Dangerous prosperity


I’m in Palm Beach Florida. And I’ve never been in a place that oozes so much wealth. The cars, the buildings, the shops, the clothes, above all the houses, just reek of money. It’s smart, smooth, expensive, kind of beautiful in a slightly sickly way – a bit like a dessert laced with too much sugar – just puts your teeth on edge.

The USA seems a culture fixated on two things: the quest for the perfect body and financial prosperity. Every other advert on TV promotes some fitness tool that will reduce weight, tone the abs or whatever, and the other half show ways to make money (as do half the books on the airport bookstalls).
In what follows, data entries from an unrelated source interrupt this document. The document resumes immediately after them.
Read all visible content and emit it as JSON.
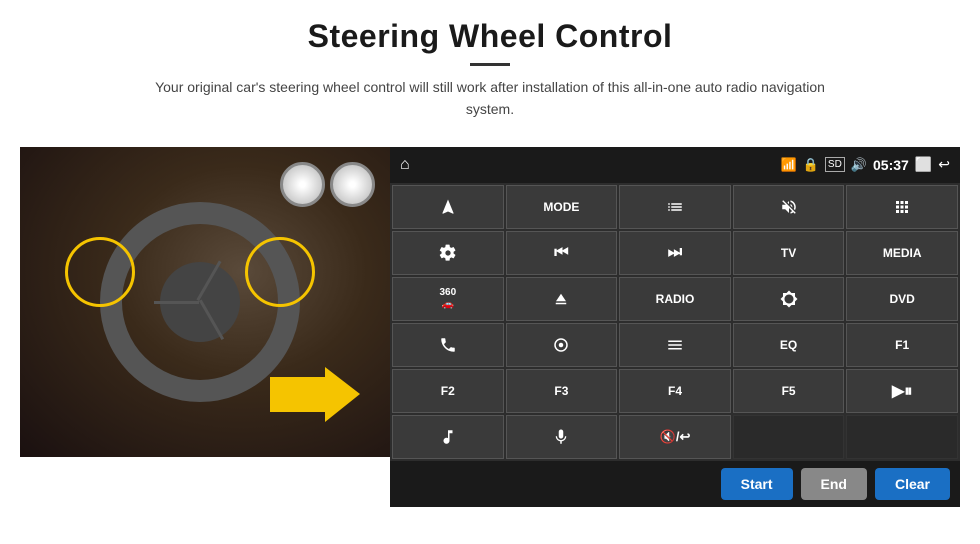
{
  "page": {
    "title": "Steering Wheel Control",
    "divider": true,
    "subtitle": "Your original car's steering wheel control will still work after installation of this all-in-one auto radio navigation system."
  },
  "status_bar": {
    "wifi_icon": "wifi",
    "lock_icon": "lock",
    "sd_icon": "sd",
    "bt_icon": "bluetooth",
    "time": "05:37",
    "screen_icon": "screen",
    "back_icon": "back",
    "home_icon": "home"
  },
  "control_buttons": [
    {
      "id": "nav",
      "type": "icon",
      "icon": "navigate",
      "label": ""
    },
    {
      "id": "mode",
      "type": "text",
      "label": "MODE"
    },
    {
      "id": "list",
      "type": "icon",
      "icon": "list",
      "label": ""
    },
    {
      "id": "mute",
      "type": "icon",
      "icon": "mute",
      "label": ""
    },
    {
      "id": "apps",
      "type": "icon",
      "icon": "apps",
      "label": ""
    },
    {
      "id": "settings",
      "type": "icon",
      "icon": "settings",
      "label": ""
    },
    {
      "id": "prev",
      "type": "icon",
      "icon": "prev",
      "label": ""
    },
    {
      "id": "next",
      "type": "icon",
      "icon": "next",
      "label": ""
    },
    {
      "id": "tv",
      "type": "text",
      "label": "TV"
    },
    {
      "id": "media",
      "type": "text",
      "label": "MEDIA"
    },
    {
      "id": "360",
      "type": "text",
      "label": "360"
    },
    {
      "id": "eject",
      "type": "icon",
      "icon": "eject",
      "label": ""
    },
    {
      "id": "radio",
      "type": "text",
      "label": "RADIO"
    },
    {
      "id": "bright",
      "type": "icon",
      "icon": "brightness",
      "label": ""
    },
    {
      "id": "dvd",
      "type": "text",
      "label": "DVD"
    },
    {
      "id": "phone",
      "type": "icon",
      "icon": "phone",
      "label": ""
    },
    {
      "id": "navi",
      "type": "icon",
      "icon": "navi",
      "label": ""
    },
    {
      "id": "dash",
      "type": "icon",
      "icon": "dash",
      "label": ""
    },
    {
      "id": "eq",
      "type": "text",
      "label": "EQ"
    },
    {
      "id": "f1",
      "type": "text",
      "label": "F1"
    },
    {
      "id": "f2",
      "type": "text",
      "label": "F2"
    },
    {
      "id": "f3",
      "type": "text",
      "label": "F3"
    },
    {
      "id": "f4",
      "type": "text",
      "label": "F4"
    },
    {
      "id": "f5",
      "type": "text",
      "label": "F5"
    },
    {
      "id": "playpause",
      "type": "icon",
      "icon": "playpause",
      "label": ""
    },
    {
      "id": "music",
      "type": "icon",
      "icon": "music",
      "label": ""
    },
    {
      "id": "mic",
      "type": "icon",
      "icon": "mic",
      "label": ""
    },
    {
      "id": "phonecall",
      "type": "icon",
      "icon": "phonecall",
      "label": ""
    },
    {
      "id": "empty1",
      "type": "empty",
      "label": ""
    },
    {
      "id": "empty2",
      "type": "empty",
      "label": ""
    }
  ],
  "action_buttons": {
    "start_label": "Start",
    "end_label": "End",
    "clear_label": "Clear"
  }
}
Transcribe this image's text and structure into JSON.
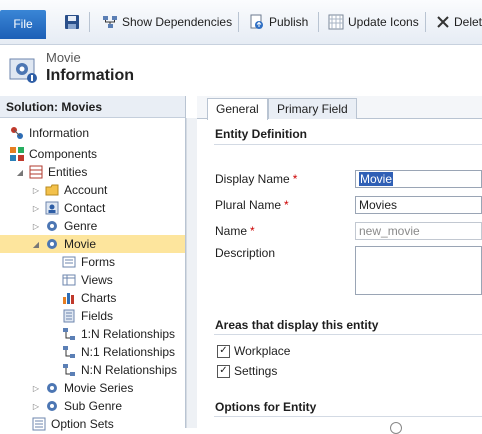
{
  "toolbar": {
    "file_label": "File",
    "show_dependencies_label": "Show Dependencies",
    "publish_label": "Publish",
    "update_icons_label": "Update Icons",
    "delete_label": "Delet"
  },
  "header": {
    "entity_type": "Movie",
    "title": "Information"
  },
  "nav": {
    "solution_label": "Solution: Movies",
    "items": [
      {
        "label": "Information"
      },
      {
        "label": "Components"
      },
      {
        "label": "Entities"
      },
      {
        "label": "Account"
      },
      {
        "label": "Contact"
      },
      {
        "label": "Genre"
      },
      {
        "label": "Movie"
      },
      {
        "label": "Forms"
      },
      {
        "label": "Views"
      },
      {
        "label": "Charts"
      },
      {
        "label": "Fields"
      },
      {
        "label": "1:N Relationships"
      },
      {
        "label": "N:1 Relationships"
      },
      {
        "label": "N:N Relationships"
      },
      {
        "label": "Movie Series"
      },
      {
        "label": "Sub Genre"
      },
      {
        "label": "Option Sets"
      }
    ]
  },
  "tabs": {
    "general": "General",
    "primary_field": "Primary Field"
  },
  "form": {
    "entity_definition_heading": "Entity Definition",
    "display_name_label": "Display Name",
    "display_name_value": "Movie",
    "plural_name_label": "Plural Name",
    "plural_name_value": "Movies",
    "name_label": "Name",
    "name_value": "new_movie",
    "description_label": "Description",
    "required_mark": "*",
    "areas_heading": "Areas that display this entity",
    "workplace_label": "Workplace",
    "settings_label": "Settings",
    "check_mark": "✓",
    "options_heading": "Options for Entity"
  },
  "colors": {
    "selected_row": "#fde59d",
    "file_button": "#2a72c8",
    "required": "#cc0000"
  }
}
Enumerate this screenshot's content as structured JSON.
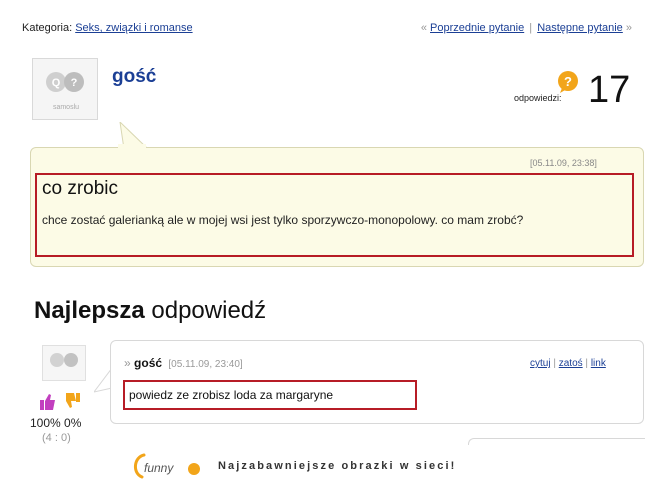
{
  "topbar": {
    "category_label": "Kategoria:",
    "category_link": "Seks, związki i romanse",
    "prev_arrow": "«",
    "prev_link": "Poprzednie pytanie",
    "separator": "|",
    "next_link": "Następne pytanie",
    "next_arrow": "»"
  },
  "question": {
    "avatar_caption": "samoslu",
    "author": "gość",
    "answers_label": "odpowiedzi:",
    "answers_count": "17",
    "date": "[05.11.09, 23:38]",
    "title": "co zrobic",
    "body": "chce zostać galerianką ale w mojej wsi jest tylko sporzywczo-monopolowy. co mam zrobć?"
  },
  "best_answer": {
    "heading_bold": "Najlepsza",
    "heading_rest": " odpowiedź",
    "bullet": "»",
    "author": "gość",
    "date": "[05.11.09, 23:40]",
    "links": {
      "cite": "cytuj",
      "report": "zatoś",
      "link": "link",
      "sep": "|"
    },
    "text": "powiedz ze zrobisz loda za margaryne",
    "votes": "100%  0%",
    "vote_count": "(4 : 0)"
  },
  "footer": {
    "logo_text": "funny",
    "tagline": "Najzabawniejsze obrazki w sieci!"
  },
  "colors": {
    "link": "#1b3f95",
    "highlight_border": "#b71c26",
    "question_bubble": "#fcfbe6",
    "answers_icon": "#f2a51a"
  }
}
Even the Christianity gets sucked into this too – so many Christian programmes also seem to promise the good life – shame it didn’t work out for Jesus.

I’ve met some fantastic and hugely generous people here, but it’s made me reflect a little on wealth and why the Scriptures are full of warnings about wanting to get wealthy: ”Do not wear yourself out to get rich; have the wisdom to show restraint." That could have been written for here.


The Christian life is said to be made of faith, hope and love, and extreme wealth seems to me to make it hard to preserve any of those. If you have everything you could possibly want, when do you ever have to trust God for anything? If money means you can get anything you want know, do you end up hoping for anything? I heard of a guy yesterday whose father owned a huge car company, and who had never done a day’s work in his life – he was now in his 60s. How can that kind of life have any hope, purpose, direction? And can you know the real meaning of love? I saw two teenagers cruise up to a fancy restaurant last night in a very flash Porsche - presumably daddy’s present - and wondered how easy it can be to confuse love with indulgence. Without some kind of involvement with people who have little, how can rich people learn faith hope and love? Only the poor (and perhaps even a bit of experience of poverty) can teach us faith hope and love.

Globally, even on a clergy salary I'm very well off. Compared to this place, I'm a pauper. It sounds a little odd, but I'm beginning to thank God I don't have too much money. As ever the Bible gets it: "For we brought nothing into the world, and we can take nothing out of it. But if we have food and clothing, we will be content with that. People who want to get rich fall into temptation and a trap and into many foolish and harmful desires that plunge men into ruin and destruction."
I totally agree, having lived in the US for a while I am scared by the commercials and the overwhelming desire for money and a good body (whatever that is). To me, it borders on bizarre. But then how would my priorities be viewed by my missionary friends in India for example? To my shame I get frustrated with some rich peoples problems ie "Which fantastically well paid job should I take?" or "Where can I find a really GOOD spa in the area?" We have just bought a "new" car (its quite old) and it has been a concern for a few weeks but then in a global context I am ashamed how hung up I got about it because my friends response might be "you call that a problem? How will I pay for food or an urgent trip to hospital?" I have always been thankful that I am not rich but really I am. If you own a book I think you are in the top 8% of richest people in the world (or something like that.) The verse going round in my head last week was "give me neither poverty or riches." I suppose I have both and neither depending on which way you look at it.